Millî ordu, milletin bütün gençlerini, eşit şartlarda aynı çatı altında toplaması ve kaynaştırması bakımından, milletleşme sürecinin en önemli dayanağıdır. Atatürk, askerî amaçlar dışında tam da bu sebeple, Emanullah Han'a güçlü bir ordu kurmasını tavsiye etmiş olabilir.
***
Şimdi, filmi geri saralım ve 2000'li yılların başına dönelim. Türk ordusuna, Ergenekon, Balyoz ve Askerî Casusluk adları altında operasyonlar düzenleneceğini, CIA'nın 1950'li yıllarda organize ettiği Gladio yapılanması çerçevesinde kurulan bir cemaatin, Türk ordusunun yönetim kademelerine kadar sızacağını, başarısız olacağı öngörülmüş bir darbe girişimi sonunda oluşturulan kamuoyu ile Türkiye'nin yönetim sisteminin değiştirileceğini 2000'li yılların başında birisi yazmış veya konuşmuş olsa, ona ne denilirdi?

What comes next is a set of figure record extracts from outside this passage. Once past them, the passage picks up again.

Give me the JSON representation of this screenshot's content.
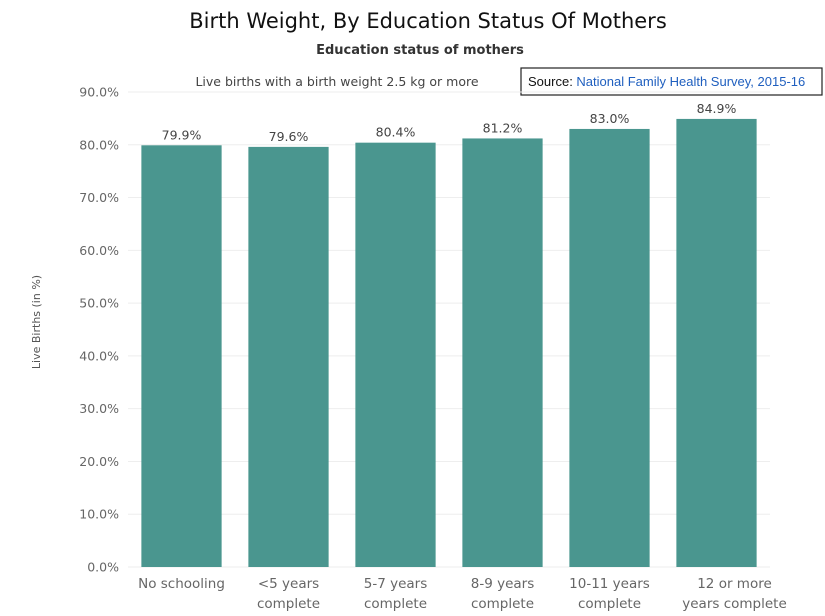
{
  "chart_data": {
    "type": "bar",
    "title": "Birth Weight, By Education Status Of Mothers",
    "subtitle": "Education status of mothers",
    "series_label": "Live births with a birth weight 2.5 kg or more",
    "ylabel": "Live Births (in %)",
    "xlabel": "",
    "ylim": [
      0,
      90
    ],
    "yticks": [
      0,
      10,
      20,
      30,
      40,
      50,
      60,
      70,
      80,
      90
    ],
    "ytick_labels": [
      "0.0%",
      "10.0%",
      "20.0%",
      "30.0%",
      "40.0%",
      "50.0%",
      "60.0%",
      "70.0%",
      "80.0%",
      "90.0%"
    ],
    "categories": [
      [
        "No schooling"
      ],
      [
        "<5 years",
        "complete"
      ],
      [
        "5-7 years",
        "complete"
      ],
      [
        "8-9 years",
        "complete"
      ],
      [
        "10-11 years",
        "complete"
      ],
      [
        "12 or more",
        "years complete"
      ]
    ],
    "values": [
      79.9,
      79.6,
      80.4,
      81.2,
      83.0,
      84.9
    ],
    "value_labels": [
      "79.9%",
      "79.6%",
      "80.4%",
      "81.2%",
      "83.0%",
      "84.9%"
    ],
    "bar_color": "#4a968f",
    "grid": true
  },
  "source": {
    "label": "Source: ",
    "link_text": "National Family Health Survey, 2015-16"
  }
}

En azından "komplo teorisyeni" denilirdi değil mi? Oysa 2003 yılında, millî güçlerin fişlendiğini, ülke çapında bir tasfiye operasyonu hazırlandığını, bu sebeple herkesin çok dikkatli olması gerektiğini yazıyordum. Vasat insanlar, bu değerlendirmelerimi anlamıyordu!

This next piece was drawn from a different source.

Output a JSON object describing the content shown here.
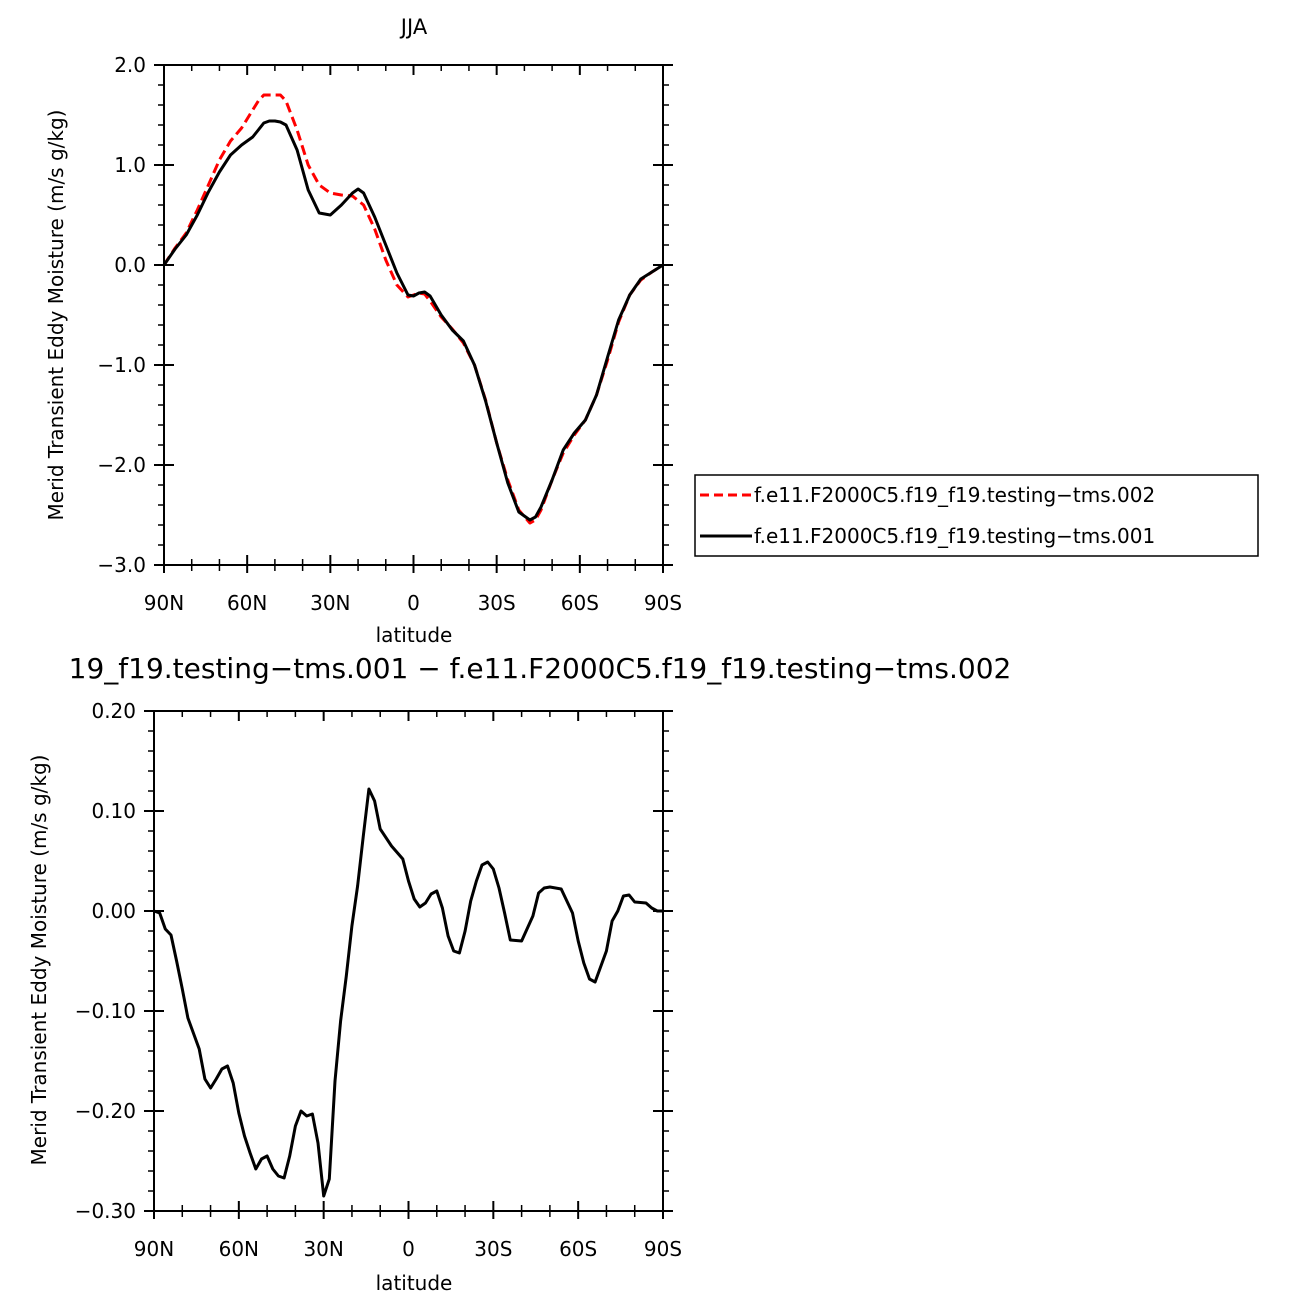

Daha önce de 30 Mart 1998'de uyarmıştım:
"Türk Silâhlı Kuvvetleri aleyhine çeşitli iftiralar atılıyor. Bu propagandalar, sessiz ve derinden sürdürülüyor. Tıpkı hilafeti ele geçirmek isteyen Muaviye'nin, Sıffin savaşında, Hz. Ali'nin ordusunun kafasını karıştırmak için, kendi askerlerinin mızraklarının ucuna Kur'an sayfalarını geçirmesi gibi... Bugünkü insanlık düşmanları da başörtüsü gibi inancın sembolü sayılan bir kumaş parçasını, Türk halkını birbirine düşürmek, Türk Milleti'ni kendi evlatlarından oluşan ordusuna veya birbirine karşı kullanabilmek amacıyla, mızraklarının ucuna geçirmiştir. O zamanki mesele ile bugünkü arasında büyük benzerlikler vardır. Muaviye, iktidar istiyordu, halifeliği istiyordu! Ya şimdikiler ne istiyor zannediyoruz? Onlar da iktidar istiyor; halifelik isteyeni de var. Ama bunu Türk kimliğini yok ederek yapmaya kalkışıyorlar. Çünkü dışarıdan güdülüyorlar ve emperyalistler, Türk Milleti'ni ancak din maskesi ile çökertebileceklerini hesaplamışlar.
Türk Ordusu'na bu kinin sebebi nedir? Türk Silâhlı Kuvvetleri olmasa, bu ülkede İslâm yaşayabilir mi?
Türk Silâhlı Kuvvetleri'nin içinde etkin oldukları propagandasıyla, toplumun direncini kırmaya, bütün güçleri kendi etraflarında toplamaya gayret eden irtica odakları da var. Demek ki, bu iş, gecikmeden, bir-iki ay içinde çözülmeli! Büyümesine fırsat verilmemeli! Türklüğü tanımayanların İslâm diye bir davası olabilir mi? Nereden öğrenmişler, sadece istihbarat örgütlerinin bildiği 'Politik psikoloji' yöntemlerini?"
***
Bu uyarılarımın gereği 1998'de yapılaydı, sonraki olaylar nasıl gelişirdi?
Kıssadan hisse: Bugünkü göç mühendisliği ile Afganistan'da ABD'ye hizmet eden askerlerin Türkiye'ye gönderilmesi, eş zamanlı olarak Mehmetçiklere uzaktan kumanda edilebilir manyetik sıvılar zerk edilmesi konusunda da herkesi uyarıyorum ama vasat insanlar yine şaşkın şaşkın bakıyor!